Vanhorne asked a judge to deny the request for sanctions and close the case.

Leon County Circuit Judge Terry Lewis is slated to handle the case, but a hearing date had not been scheduled Monday afternoon.

Burnaman's motion outlined nine violations of the agreement. But Vanhorne contested those claims.

He said Burnaman's allegation that presentations from government agencies at the meeting violated the mediation agreement is "vague and ambiguous."

According to Vanhorne, Burnaman's claims that all the agencies present at the private meetings did not participate in the public meetings - and that some agencies sent different representatives to the public meetings - are moot.

The DOT, he wrote, "has no authority to order those agencies nor the agencies' employees to carry out any particular task or assignment."

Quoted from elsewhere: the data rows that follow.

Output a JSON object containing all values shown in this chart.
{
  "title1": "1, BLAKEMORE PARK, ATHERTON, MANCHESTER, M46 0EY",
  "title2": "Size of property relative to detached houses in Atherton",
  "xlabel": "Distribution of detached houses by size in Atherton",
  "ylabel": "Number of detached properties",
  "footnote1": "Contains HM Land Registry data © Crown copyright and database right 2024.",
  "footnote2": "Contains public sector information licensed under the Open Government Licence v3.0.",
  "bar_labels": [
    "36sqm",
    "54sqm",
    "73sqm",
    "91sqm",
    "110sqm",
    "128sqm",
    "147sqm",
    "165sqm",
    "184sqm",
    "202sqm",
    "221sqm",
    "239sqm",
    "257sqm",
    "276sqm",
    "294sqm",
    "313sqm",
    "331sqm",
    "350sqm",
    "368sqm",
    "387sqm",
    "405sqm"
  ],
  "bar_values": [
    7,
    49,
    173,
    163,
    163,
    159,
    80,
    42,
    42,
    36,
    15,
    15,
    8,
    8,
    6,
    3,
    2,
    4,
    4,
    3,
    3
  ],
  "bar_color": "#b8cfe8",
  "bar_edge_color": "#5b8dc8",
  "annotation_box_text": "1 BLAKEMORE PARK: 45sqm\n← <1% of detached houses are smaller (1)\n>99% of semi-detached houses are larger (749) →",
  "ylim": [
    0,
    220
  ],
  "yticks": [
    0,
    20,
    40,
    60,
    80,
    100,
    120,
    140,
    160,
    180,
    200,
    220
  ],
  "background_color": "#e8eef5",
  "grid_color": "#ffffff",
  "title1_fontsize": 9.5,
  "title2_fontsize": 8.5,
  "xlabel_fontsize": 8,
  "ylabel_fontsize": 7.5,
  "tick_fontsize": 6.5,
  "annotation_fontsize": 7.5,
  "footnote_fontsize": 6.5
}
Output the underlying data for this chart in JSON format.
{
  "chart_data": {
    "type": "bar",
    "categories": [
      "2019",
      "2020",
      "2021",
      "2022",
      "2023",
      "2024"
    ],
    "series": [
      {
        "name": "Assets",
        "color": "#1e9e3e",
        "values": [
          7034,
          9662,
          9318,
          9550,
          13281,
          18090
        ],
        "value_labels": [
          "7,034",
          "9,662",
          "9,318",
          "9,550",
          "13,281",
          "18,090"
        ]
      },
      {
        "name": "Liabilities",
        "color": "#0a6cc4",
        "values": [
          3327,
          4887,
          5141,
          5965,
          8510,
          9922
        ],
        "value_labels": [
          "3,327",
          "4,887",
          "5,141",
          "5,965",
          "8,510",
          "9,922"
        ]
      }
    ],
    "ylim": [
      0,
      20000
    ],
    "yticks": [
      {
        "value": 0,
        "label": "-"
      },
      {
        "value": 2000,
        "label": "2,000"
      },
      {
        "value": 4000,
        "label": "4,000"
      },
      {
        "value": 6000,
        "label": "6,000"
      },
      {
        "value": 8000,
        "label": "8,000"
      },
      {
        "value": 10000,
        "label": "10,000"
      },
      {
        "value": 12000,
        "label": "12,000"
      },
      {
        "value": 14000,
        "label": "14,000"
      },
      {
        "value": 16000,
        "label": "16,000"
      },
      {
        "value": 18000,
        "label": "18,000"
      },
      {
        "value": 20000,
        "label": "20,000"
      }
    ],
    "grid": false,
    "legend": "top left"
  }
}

In January 2002, transportation officials said the possible extension of the parkway from U.S. 98 through Citrus County and ending at U.S. 19 near Red Level would cost $200-million. Since then, the project's price tag has increased.

The Florida Turnpike Enterprise's tentative five-year plan, presented in Brooksville last week, included more than $163-million earmarked for the project. That number included funding for engineering and acquiring right of way, but not for construction. Earmarking the money is not an indication that the state intends to extend the road. The state still hasn't decided whether it will build.

In 2003, a group of several local, state and government agencies - known as the Environmental Resource and Regulatory Agency Group - began meeting in private to discuss the possible extension.

Bierly and Roscow sued the DOT to open the meetings, and a judge sided with them in August 2004. The plaintiffs and the state entered into mediation and agreed to hold two "curative" meetings held on June 28 and Aug. 29.

"We acted in good faith and so did the agencies who were participating," Vanhorne said Monday.

Roscow said the lawsuit over the Sunshine Law violation was only the first step in his opposition to the toll road extension.

"However this is decided, the next case is coming right up, and it will be a lot worse," he said.